# True/False : 2 Questions

• Jun 4th 2010, 12:58 PM
Miss
True/False : 2 Questions
1- The following function is one-to-one

f(x)= -x if x belongs to [-1,0]
f(x)=3x+2 if x belongs to [0,1]

2- The following parametric curve represents a line segment from (0,3) to (2,0) :

$x(t)=2sin^2(t)$ and $y(t)=3cos^2(t)$ where $t \in [0,\frac{\pi}{2}]$

For (1): I think its false, if we draw the function on the interval [-1,1] we will get a graph which is similar to the graph of f(x)=|x| (the v-shape). clearly there are horizontal lines intersect the curve of f in more than one point, so its not 1-1 function, so the statement is false.

For (2): I do not have any idea!
• Jun 4th 2010, 01:26 PM
Miss
Its ok for number1.
Its true
sorry, I made mistake when i draw
its one-to-one

• Jun 4th 2010, 01:37 PM
undefined
Quote:

Originally Posted by Miss
1- The following function is one-to-one

f(x)= -x if x belongs to [-1,0]
f(x)=3x+2 if x belongs to [0,1]

2- The following parametric curve represents a line segment from (0,3) to (2,0) :

$x(t)=2sin^2(t)$ and $y(t)=3cos^2(t)$ where $t \in [0,\frac{\pi}{2}]$

For (1): I think its false, if we draw the function on the interval [-1,1] we will get a graph which is similar to the graph of f(x)=|x| (the v-shape). clearly there are horizontal lines intersect the curve of f in more than one point, so its not 1-1 function, so the statement is false.
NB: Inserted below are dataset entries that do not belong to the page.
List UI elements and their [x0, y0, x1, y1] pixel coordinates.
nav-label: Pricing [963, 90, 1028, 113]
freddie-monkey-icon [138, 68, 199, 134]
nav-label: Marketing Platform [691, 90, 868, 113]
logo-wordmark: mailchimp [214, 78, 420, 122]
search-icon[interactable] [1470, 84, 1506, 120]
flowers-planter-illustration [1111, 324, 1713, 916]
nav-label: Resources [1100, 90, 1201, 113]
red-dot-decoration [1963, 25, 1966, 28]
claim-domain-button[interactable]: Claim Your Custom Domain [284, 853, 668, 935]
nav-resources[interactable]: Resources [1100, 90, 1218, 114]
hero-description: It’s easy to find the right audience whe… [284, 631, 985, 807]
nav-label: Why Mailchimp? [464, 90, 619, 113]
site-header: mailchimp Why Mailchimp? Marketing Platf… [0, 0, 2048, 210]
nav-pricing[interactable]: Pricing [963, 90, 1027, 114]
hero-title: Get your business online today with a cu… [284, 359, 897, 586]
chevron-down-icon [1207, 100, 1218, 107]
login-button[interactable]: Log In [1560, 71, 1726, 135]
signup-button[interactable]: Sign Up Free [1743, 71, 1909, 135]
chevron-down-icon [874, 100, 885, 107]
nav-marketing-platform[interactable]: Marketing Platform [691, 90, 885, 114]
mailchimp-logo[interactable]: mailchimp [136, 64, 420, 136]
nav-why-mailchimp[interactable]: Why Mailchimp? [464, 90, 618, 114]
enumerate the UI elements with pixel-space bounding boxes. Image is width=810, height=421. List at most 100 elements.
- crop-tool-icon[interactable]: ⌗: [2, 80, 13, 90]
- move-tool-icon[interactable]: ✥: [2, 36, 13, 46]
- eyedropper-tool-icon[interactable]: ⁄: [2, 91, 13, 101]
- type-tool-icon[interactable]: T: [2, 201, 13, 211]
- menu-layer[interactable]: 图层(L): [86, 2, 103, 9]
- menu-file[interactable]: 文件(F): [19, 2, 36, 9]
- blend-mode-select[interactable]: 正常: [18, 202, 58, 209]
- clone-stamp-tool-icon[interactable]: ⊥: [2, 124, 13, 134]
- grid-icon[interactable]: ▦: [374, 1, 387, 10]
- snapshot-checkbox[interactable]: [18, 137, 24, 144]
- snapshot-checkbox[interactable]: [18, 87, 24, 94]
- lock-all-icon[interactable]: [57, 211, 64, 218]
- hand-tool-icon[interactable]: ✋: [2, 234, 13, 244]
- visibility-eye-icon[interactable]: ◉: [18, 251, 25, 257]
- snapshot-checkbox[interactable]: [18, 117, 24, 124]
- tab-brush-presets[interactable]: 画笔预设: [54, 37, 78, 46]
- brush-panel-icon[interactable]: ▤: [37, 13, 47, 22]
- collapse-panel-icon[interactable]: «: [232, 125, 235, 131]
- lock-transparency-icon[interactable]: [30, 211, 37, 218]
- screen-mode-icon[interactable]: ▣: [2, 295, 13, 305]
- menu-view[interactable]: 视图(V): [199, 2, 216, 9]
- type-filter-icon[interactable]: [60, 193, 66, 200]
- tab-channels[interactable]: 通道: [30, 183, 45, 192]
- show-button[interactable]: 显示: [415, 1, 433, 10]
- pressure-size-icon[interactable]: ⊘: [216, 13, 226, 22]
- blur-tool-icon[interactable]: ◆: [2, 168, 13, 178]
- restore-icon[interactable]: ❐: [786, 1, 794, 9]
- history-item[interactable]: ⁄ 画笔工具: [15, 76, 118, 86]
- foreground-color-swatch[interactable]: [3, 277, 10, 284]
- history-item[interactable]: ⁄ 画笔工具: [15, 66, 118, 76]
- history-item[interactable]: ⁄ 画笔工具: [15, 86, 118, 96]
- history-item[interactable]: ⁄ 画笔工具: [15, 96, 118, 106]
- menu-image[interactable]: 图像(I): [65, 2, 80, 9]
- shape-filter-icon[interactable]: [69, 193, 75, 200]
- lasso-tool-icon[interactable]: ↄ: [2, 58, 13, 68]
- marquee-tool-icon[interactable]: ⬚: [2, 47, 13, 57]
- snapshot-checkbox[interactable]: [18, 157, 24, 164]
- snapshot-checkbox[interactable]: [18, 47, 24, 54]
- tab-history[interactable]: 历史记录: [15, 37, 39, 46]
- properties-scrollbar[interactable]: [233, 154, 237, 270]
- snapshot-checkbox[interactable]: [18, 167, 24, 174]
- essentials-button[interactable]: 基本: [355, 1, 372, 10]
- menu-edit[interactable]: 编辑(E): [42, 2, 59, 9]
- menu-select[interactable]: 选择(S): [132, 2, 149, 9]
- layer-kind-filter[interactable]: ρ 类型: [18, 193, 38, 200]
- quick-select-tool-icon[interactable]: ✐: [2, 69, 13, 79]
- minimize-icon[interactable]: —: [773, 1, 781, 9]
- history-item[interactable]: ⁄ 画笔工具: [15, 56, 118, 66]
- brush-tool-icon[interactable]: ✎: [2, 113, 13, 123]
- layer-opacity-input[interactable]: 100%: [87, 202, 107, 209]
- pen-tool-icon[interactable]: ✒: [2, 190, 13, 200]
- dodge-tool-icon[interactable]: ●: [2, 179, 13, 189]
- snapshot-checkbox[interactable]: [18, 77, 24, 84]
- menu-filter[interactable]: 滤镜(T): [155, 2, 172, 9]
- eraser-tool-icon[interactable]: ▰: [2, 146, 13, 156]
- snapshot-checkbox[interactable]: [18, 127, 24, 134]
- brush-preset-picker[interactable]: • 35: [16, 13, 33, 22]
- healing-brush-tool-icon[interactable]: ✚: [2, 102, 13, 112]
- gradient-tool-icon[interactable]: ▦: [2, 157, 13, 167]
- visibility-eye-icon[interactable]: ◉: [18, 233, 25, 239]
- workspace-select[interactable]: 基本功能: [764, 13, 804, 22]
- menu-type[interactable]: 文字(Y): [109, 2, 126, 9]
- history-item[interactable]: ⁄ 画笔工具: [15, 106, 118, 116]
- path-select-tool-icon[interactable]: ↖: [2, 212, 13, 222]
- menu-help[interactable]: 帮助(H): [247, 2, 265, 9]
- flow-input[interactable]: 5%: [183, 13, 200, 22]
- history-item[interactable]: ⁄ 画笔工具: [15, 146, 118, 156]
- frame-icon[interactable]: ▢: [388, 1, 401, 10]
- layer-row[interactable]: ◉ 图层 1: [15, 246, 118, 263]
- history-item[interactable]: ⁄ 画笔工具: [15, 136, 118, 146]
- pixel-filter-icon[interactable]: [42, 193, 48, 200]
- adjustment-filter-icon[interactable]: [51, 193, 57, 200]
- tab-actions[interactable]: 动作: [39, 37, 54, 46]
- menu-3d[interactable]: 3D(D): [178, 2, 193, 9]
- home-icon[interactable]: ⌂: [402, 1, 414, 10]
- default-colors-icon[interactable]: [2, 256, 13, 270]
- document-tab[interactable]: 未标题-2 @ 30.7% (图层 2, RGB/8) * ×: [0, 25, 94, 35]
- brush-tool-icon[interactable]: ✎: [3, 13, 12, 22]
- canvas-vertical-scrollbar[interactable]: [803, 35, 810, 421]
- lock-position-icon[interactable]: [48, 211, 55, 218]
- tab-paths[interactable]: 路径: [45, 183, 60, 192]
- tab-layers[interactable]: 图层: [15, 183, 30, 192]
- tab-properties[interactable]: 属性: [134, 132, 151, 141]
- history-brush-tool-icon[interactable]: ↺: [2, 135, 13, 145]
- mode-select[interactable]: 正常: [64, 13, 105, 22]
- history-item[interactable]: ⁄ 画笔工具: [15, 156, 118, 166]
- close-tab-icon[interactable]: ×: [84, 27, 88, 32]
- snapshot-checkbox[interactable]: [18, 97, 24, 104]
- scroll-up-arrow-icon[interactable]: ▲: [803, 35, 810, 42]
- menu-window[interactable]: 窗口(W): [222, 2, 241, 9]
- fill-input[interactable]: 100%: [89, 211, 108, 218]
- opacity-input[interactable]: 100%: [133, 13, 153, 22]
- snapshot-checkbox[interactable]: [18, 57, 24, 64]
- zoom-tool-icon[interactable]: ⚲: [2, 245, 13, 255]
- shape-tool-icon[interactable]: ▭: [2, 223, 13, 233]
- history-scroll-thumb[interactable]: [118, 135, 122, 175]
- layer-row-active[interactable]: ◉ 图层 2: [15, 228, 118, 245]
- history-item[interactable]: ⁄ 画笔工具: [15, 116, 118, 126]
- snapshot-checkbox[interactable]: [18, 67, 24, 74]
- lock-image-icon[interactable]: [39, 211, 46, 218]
For (2): I do not have any idea!

I see you already figured out (1), but try to be careful about writing intervals like [a,b] or (a,b) or (a,b] or [a,b). The f(x) you wrote above is not a function because the first part gives f(0) = 0 and the second part gives f(0) = 2.

For (2), first check start and end points.

x(0) = 0 and y(0) = 3

$x\left(\frac{\pi}{2}\right)=2$ and $y\left(\frac{\pi}{2}\right)=0$.

So we can't conclude whether it's true or false yet.

Now express y in terms of x:

$y = 3\cos^2t=3(1-sin^2t)=3\left(1-\frac{x}{2}\right)=3-\frac{3}{2}x$

This is an equation of a line, so the answer to (2) is True.
• Jun 4th 2010, 01:40 PM
skeeter
Quote:

Originally Posted by Miss
1- The following function is one-to-one

f(x)= -x if x belongs to [-1,0]
f(x)=3x+2 if x belongs to [0,1]

2- The following parametric curve represents a line segment from (0,3) to (2,0) :

$x(t)=2sin^2(t)$ and $y(t)=3cos^2(t)$ where $t \in [0,\frac{\pi}{2}]$

For (1): I think its false, if we draw the function on the interval [-1,1] we will get a graph which is similar to the graph of f(x)=|x| (the v-shape). clearly there are horizontal lines intersect the curve of f in more than one point, so its not 1-1 function, so the statement is false.

For (2): I do not have any idea!

(1) agree

(2) $x = 2sin^2{t} = 2(1 - \cos^2{t}) = 2 - 2\cos^2{t}$

$\cos^2{t} = \frac{2-x}{2}$

$y = 3\cos^2{t} = \frac{3(2-x)}{2} = 3 - \frac{3}{2}x$

now calculate and ATQ.

btw ... not to cramp your style, but the pink type is difficult to read.
• Jun 4th 2010, 02:10 PM
Soroban
Hello, Miss!

Quote:

2. The following parametric curve represents a line segment from (0,3) to (2,0)

. . $\begin{Bmatrix}x &=& 2\sin^2\!t \\
y &=& 3\cos^2\!t\end{Bmatrix} \quad\text{ where } t \in [0,\tfrac{\pi}{2}]$
. . This is true.

We have: . $\begin{array}{ccc}\dfrac{x}{2} &=& \sin^2\!t \\ \\[-3mm] \dfrac{y}{3} &=& \cos^2\!t \end{array}$

$\text{Add the equations: }\;\frac{x}{2} + \frac{y}{3} \:=\:\underbrace{\sin^2t + \cos^2t}_{\text{This is 1}}$

So we have: . $\frac{x}{2} + \frac{y}{3} \:=\:1 \quad\Rightarrow\quad 3x + 2y \:=\:6$

The graph would be a straight line (infinitely long).

However, $t$ ranges from 0 to $\tfrac{\pi}{2}$

Then: . $\begin{array}{ccccc}x \:=\:2\sin^2t\text{ ranges from 0 to 2} \\ y \:=\:3\cos^2t\text{ ranges from 3 to 0} \end{array}$

Therefore, the graph is the line segment from (0.3) to (2,0).